BRIDGEPORT — The Rev. Matthew Bernelli was like a kid with a train set as he showed off his famous Nativity scene, now set up at St. Andrew Church in the North End after numerous Christmases on the East Side.
“It came out good,” said the Catholic priest. “I love the little details.”
There is no engine chugging along on tracks, desecrating the holy scene depicting Jesus Christ’s birth. But there is a 15-by-8-foot handcrafted tabletop landscape populated with a variety of human and animal figurines in different settings, all lovingly placed by the nearly 80-year-old Bernelli.
“Some are ceramic. Some a papier-mache type thing. Some are wooden,” he said.
And some are motorized, like a donkey placed by the manger where the baby Jesus is displayed. The animal gently cocks its head.
“It moves every 10 seconds,” Bernelli noted.
There are figures cutting wood, feeding chickens, making shoes, roasting meat on a spit and taking bread from a brick oven.
“Then there’s the lady making polenta. This is the best one,” Bernelli said, pointing out the figurine stirring the mock pot of cornmeal.
“Oh, I didn’t show you this one,” Bernelli added suddenly, pointing to a man at a table, hoisting a mug. “The guy that drinks.”
For years Bernelli, who hails from Italy, where Nativity scenes are a tradition and often an art form, set up his display at his church, St. Mary, on the East Side. Then two years ago Bernelli retired.
Rather than move in to the Roman Catholic Diocese of Bridgeport’s retirement residence in Stamford — “Deep inside I’m not 80, yet” — Bernelli got assigned to St. Andrew’s on Anton Street. He is a pastor in residence.
His Nativity display, which he has accumulated over several decades, came with him, and this year has a place of honor in front of St. Andrew’s altar.
Bernelli’s passion and inspiration for his Nativity comes from his Italian roots and the time he spent studying theology in Rome.

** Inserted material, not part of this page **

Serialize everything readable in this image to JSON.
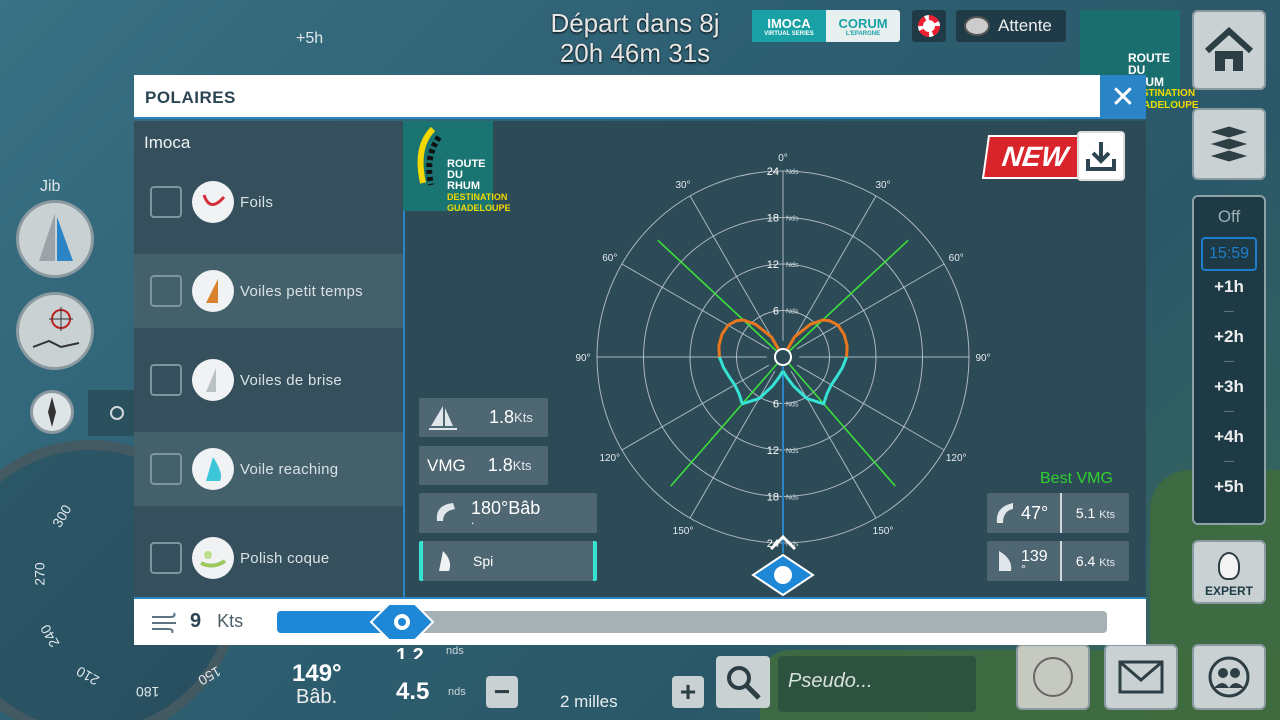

“I would say all the churches in Italy have a big Nativity scene — everybody. And mechanical, too, with statues moving,” Bernelli said, adding: “In Rome, (it) is like a competition, who does the best Nativity scene. I look at all these big displays. You learn. You learn.”
Bernelli collected moss in the woods to cover his faux landscape. The road that winds to the manger is covered in sawdust and lined with small white stones.
“I put small (figurines) in back and biggest in front, so it gives a little depth,” Bernelli said. “And they’re all oriented going to the manger.”
He set it up over four days during the first full week of December, between morning Mass and funerals.
The process included crawling underneath for a little wiring, as well as hooking up a humidifier to pump puffs of steam out of a cooking pot over a fake fire. That fire has flickering lights. The birds in a tree chirp. There are running water wheels and fountains.
All of this is turned off during Mass, Bernelli noted — “It’s too distracting.”
Otherwise, he happily shows it off, particularly to young people.
“So kids who come to school, church, can see what Christmas is all about,” Bernelli said. “It’s a lot of work, but everybody enjoys it. As a priest, that’s our mission — to put the Christ back in Christmas.”